Determine when y = x^2 + bx + 17 has horizontal tangent

[gillgill]

am i doing this right?
Determine a value of the constant b so that the graph of y=x^2+bx+17 has a horizontal tangent at (2, 21+2b)
ans: y'(2)=0
y'=2x+b
0=2(2)+b
b=-4
what do u need the y-coordinate (21+2b)for?
My teacher also requires me to draw a diagram...can anybody show me a diagram of this problem?

 

[Ouabache]

Did you try plotting your original equation with the value you calculated for b?
From that plot you will see why you need to use the point(2,21+2b).
(Hint: it has to do with the graphical interpretation for taking the first derivative of your equation)
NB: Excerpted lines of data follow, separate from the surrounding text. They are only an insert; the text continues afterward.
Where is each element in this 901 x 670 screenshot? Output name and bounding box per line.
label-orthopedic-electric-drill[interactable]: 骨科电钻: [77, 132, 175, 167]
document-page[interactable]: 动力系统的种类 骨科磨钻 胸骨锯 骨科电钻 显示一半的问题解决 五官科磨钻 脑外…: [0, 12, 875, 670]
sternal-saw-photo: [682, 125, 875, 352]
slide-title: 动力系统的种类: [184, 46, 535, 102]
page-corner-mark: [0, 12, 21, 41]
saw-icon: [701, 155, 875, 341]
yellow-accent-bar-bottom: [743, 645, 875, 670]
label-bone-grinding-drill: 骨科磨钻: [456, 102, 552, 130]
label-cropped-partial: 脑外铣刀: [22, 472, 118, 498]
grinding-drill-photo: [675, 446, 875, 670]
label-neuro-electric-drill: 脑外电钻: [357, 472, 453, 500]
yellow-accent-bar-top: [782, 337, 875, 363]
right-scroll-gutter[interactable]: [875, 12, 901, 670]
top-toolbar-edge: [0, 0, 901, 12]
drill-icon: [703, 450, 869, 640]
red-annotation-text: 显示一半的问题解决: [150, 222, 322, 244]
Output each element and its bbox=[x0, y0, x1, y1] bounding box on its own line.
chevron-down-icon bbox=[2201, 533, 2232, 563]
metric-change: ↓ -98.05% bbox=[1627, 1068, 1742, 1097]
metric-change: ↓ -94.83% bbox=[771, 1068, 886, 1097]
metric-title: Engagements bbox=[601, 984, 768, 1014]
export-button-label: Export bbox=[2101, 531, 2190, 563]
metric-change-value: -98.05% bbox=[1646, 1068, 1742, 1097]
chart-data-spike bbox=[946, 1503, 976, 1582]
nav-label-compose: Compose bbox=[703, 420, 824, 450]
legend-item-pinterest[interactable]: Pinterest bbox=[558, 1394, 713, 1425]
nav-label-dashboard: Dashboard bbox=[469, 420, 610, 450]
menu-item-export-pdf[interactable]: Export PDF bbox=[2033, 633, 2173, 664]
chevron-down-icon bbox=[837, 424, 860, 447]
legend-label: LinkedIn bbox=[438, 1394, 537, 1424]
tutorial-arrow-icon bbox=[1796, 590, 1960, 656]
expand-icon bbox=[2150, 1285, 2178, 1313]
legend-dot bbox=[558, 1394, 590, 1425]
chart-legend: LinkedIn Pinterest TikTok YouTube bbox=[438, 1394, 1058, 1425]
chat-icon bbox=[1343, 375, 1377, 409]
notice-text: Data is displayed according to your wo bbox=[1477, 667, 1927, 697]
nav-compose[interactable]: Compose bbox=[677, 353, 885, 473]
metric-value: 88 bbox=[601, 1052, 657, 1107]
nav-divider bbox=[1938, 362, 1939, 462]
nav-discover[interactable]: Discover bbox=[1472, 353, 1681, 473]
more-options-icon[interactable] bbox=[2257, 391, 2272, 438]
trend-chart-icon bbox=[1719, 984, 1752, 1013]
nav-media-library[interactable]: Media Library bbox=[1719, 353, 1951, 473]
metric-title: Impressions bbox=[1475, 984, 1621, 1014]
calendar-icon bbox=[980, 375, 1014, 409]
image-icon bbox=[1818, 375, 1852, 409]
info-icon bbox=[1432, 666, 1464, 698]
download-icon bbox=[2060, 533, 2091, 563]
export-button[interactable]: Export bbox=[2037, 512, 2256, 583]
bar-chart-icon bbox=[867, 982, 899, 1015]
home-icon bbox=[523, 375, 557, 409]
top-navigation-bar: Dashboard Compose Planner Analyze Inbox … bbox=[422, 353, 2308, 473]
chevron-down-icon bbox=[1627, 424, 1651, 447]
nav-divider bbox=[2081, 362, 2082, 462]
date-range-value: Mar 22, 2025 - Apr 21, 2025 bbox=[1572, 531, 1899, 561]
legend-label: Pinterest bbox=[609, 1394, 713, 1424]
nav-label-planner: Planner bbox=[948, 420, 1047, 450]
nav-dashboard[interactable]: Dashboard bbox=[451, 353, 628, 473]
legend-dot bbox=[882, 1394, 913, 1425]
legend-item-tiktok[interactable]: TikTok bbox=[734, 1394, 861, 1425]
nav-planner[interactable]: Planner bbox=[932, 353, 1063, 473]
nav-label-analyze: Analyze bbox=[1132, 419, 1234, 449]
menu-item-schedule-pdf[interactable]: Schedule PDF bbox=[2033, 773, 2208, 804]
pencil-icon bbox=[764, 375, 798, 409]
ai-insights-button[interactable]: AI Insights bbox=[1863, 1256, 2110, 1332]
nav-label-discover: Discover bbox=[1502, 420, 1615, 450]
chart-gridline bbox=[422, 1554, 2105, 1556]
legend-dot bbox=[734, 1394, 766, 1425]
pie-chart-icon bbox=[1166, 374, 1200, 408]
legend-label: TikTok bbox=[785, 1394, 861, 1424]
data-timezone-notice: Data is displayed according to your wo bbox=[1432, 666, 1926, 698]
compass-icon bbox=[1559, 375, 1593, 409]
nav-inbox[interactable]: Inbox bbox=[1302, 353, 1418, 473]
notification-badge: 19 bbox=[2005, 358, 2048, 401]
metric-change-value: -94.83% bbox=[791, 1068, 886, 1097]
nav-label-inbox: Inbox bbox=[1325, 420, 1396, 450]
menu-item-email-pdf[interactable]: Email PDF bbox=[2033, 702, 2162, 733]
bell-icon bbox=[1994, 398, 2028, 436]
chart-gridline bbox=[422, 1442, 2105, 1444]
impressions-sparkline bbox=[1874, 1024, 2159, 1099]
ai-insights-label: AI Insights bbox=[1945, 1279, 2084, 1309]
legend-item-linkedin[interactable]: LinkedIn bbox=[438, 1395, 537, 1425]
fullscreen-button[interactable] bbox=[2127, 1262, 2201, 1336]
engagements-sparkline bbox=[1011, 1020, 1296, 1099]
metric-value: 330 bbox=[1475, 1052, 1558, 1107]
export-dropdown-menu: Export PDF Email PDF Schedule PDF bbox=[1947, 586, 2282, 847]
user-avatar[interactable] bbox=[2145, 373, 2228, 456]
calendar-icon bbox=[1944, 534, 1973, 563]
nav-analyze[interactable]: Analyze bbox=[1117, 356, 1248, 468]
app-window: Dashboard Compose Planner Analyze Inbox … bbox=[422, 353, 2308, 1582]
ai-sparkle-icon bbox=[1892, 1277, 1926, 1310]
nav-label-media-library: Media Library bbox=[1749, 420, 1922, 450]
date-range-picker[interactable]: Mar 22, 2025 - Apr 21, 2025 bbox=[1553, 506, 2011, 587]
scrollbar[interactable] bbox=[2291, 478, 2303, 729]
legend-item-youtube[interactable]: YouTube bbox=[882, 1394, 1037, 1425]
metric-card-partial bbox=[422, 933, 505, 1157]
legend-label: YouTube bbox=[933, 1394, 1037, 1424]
If you are having a problem drawing the diagram.. Try calculating some ordered pairs using a range of x values (say from -10 to 10) and plug that into your original equation. You already have b, so you should be able to calculate all your y-values. Then plot these ordered pairs on some graph paper.

 

[gillgill]

my friend taught me that
21+2(-4)=13
(2)^2+(-4)(2)+17=13
i am not too sure why he did that...

 

[Ouabache]

my friend taught me that
21+2(-4)=13
(2)^2+(-4)(2)+17=13
i am not too sure why he did that...

What does that suggest to you about the point(2,13) and the two
equations you are now working with?

After you plot the ordered pairs as i suggested, from your initial equation y(x)
Do the same thing for the second equation y'(x) and note what is happening.

 

[hypermorphism]

am i doing this right?
...

You could have also done it by finding the correct vertex of the parabola.

...
what do u need the y-coordinate (21+2b)for?

Nothing.

My teacher also requires me to draw a diagram...can anybody show me a diagram of this problem?

It's a standard parabola translated a little. Complete the square to find the x and y offsets.

 

[Ouabache]

How did you make out plotting your curves?
Did you see why need to use the point(2,21+2b)?